Szathmáry László honlapja @ DEIK | Nim2 / Remove accents

Task: "Árvíztűrő tükörfúrógép" → "Arvizturo tukorfurogep"

Simple way (replace)

A simple solution is to make a dictionary and collect what character you want to replace by what. Example:

# Python
accents = {
  'á': 'a',
  'ü': 'u',
  ...
}

It works fine with a Hungarian text (in my case), but what if I want to work with a French text? Or with a Czech or Polish text? I should keep updating my dictionary risking that I miss something.

Is there a more robust solution?

The NFD way (keep ASCII characters only)

A general solution is to NFD-normalize the string. It means that an accented character ('é') is decomposed into two characters: base character 'e' + combining accent '´'. Then, when you iterate over the NFD-normalized string, you can keep just the ASCII characters and remove anything else.

In the Nim stdlib NFD-normalization is not implemented, thus we need a 3rd-party package called normalize:

$ nimble install normalize

Example:

import pkg/normalize

func asciify(text: string): string =
for c in toNFD(text):
if ord(c) < 128:
result.add(char(c))

let text = "Árvíztűrő tükörfúrógép"
echo text.asciify # Arvizturo tukorfurogep

Here is the docs of the package. toNFD() is an iterator; it iterates over the runes of a string.
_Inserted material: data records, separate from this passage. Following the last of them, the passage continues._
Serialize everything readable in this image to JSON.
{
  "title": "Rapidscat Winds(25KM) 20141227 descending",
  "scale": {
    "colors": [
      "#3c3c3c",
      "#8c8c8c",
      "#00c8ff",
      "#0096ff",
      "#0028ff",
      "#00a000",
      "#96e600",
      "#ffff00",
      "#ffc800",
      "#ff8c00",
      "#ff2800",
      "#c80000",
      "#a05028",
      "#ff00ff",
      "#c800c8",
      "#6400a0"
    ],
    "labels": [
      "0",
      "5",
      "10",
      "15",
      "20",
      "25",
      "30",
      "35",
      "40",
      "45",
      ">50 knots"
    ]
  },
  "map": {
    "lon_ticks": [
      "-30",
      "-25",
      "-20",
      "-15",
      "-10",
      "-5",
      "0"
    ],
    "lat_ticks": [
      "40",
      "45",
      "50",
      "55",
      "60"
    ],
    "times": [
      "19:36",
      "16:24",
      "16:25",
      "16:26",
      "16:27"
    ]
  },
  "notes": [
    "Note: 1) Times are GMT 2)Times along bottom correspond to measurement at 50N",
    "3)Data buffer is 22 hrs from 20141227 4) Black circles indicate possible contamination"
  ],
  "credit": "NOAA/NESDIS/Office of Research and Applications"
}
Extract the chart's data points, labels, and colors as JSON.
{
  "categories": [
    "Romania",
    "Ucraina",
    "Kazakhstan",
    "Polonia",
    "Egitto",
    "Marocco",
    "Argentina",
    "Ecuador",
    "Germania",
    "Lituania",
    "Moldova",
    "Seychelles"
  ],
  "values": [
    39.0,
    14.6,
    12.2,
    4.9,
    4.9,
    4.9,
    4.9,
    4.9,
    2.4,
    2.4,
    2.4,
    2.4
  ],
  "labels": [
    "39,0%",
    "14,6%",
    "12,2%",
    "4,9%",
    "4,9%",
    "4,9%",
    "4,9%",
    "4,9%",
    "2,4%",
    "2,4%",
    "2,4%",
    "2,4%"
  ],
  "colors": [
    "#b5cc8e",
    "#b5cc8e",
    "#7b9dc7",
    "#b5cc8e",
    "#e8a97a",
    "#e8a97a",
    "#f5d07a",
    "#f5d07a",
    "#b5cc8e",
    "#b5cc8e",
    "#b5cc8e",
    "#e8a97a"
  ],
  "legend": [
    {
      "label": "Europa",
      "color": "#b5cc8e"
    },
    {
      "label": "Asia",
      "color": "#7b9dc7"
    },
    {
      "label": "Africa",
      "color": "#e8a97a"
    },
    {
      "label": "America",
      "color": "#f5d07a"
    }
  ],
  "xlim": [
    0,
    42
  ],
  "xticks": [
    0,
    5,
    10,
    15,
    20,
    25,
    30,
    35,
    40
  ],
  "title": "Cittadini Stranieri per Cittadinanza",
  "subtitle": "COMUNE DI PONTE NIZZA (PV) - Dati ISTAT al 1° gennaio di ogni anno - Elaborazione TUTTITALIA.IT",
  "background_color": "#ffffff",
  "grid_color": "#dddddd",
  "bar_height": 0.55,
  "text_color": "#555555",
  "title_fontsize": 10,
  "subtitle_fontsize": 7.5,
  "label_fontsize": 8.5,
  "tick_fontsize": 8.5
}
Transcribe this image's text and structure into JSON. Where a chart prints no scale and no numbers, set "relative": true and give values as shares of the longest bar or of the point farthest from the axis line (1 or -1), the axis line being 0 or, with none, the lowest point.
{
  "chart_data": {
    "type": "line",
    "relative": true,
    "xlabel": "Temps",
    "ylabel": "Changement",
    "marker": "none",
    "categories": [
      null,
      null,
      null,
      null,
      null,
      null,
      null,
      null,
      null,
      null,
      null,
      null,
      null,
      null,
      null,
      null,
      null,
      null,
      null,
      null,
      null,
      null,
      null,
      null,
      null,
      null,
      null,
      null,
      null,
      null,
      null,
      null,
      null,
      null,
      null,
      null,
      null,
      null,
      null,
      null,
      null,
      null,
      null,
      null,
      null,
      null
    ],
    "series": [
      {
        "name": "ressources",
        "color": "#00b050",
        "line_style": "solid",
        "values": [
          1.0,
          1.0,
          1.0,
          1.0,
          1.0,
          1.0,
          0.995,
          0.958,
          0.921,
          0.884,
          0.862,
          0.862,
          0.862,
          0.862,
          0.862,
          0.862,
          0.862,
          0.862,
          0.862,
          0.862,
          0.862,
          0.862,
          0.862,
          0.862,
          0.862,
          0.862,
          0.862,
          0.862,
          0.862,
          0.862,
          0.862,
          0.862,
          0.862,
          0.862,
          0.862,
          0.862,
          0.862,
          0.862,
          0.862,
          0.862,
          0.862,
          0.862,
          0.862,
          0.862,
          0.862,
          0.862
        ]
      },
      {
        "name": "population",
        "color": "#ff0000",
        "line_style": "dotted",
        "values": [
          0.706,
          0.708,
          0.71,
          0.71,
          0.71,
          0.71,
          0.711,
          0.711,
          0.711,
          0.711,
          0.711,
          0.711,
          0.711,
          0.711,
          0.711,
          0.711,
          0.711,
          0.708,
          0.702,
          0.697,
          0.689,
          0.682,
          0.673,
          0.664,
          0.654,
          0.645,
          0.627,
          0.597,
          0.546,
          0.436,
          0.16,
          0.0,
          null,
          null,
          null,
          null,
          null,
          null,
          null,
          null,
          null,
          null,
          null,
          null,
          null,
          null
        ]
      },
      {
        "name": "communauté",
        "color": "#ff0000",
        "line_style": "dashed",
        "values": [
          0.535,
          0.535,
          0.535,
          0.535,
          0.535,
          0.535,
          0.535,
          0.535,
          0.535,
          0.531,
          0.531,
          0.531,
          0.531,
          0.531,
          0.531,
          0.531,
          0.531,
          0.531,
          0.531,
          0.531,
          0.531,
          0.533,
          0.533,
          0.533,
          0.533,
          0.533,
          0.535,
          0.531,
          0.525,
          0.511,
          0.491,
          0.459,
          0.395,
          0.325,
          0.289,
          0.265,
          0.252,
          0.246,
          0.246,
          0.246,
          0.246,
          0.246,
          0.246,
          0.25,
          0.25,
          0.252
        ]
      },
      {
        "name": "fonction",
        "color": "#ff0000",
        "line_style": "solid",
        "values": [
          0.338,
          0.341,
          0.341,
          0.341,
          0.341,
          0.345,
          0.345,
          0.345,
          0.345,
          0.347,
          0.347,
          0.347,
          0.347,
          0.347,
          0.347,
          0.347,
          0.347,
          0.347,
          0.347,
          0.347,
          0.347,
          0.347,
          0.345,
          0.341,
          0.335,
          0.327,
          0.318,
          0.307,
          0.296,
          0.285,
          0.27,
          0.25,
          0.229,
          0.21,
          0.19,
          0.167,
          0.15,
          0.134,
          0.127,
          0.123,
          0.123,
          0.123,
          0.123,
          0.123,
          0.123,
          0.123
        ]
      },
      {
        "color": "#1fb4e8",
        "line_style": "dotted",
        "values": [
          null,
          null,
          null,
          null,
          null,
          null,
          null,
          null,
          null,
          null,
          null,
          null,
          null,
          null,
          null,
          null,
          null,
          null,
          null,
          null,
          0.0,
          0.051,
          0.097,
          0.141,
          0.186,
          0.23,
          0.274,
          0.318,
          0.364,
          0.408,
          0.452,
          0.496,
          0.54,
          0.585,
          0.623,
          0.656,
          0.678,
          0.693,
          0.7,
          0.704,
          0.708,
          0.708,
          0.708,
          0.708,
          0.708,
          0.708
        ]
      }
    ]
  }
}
ASCII characters fall in the range [0, 127] (closed interval). Since the type of `c` is a Rune, we need to convert it back to char.

Pros and cons

This solution is simple, works with a lot of languages, and the size of the compiled binary doesn't get big because of using this 3rd-party library. However, it removes non-ASCII characters:

echo "Außländer".asciify() # Aulander

It doesn't handle 'ß' → 'ss' style substitutions.

The stdlib way

See std/unidecode

Actually, we can solve this problem by using the stdlib too. It also handles the 'ß' → 'ss' style substitutions.

The only downside is that the size of the binary will be quite big. Why? This module needs the data file unidecode.dat to work, thus this file will be embedded as a resource into your application. Under Linux, a simple example in debug build will be about 3.8 MB of size. By making a small build (without UPX), I could reduce its size to 2.8 MB.

import std/unidecode

let
text1 = "Árvíztűrő tükörfúrógép"
text2 = "Außländer"

echo text1.unidecode # Arvizturo tukorfurogep

echo text2.unidecode # Ausslander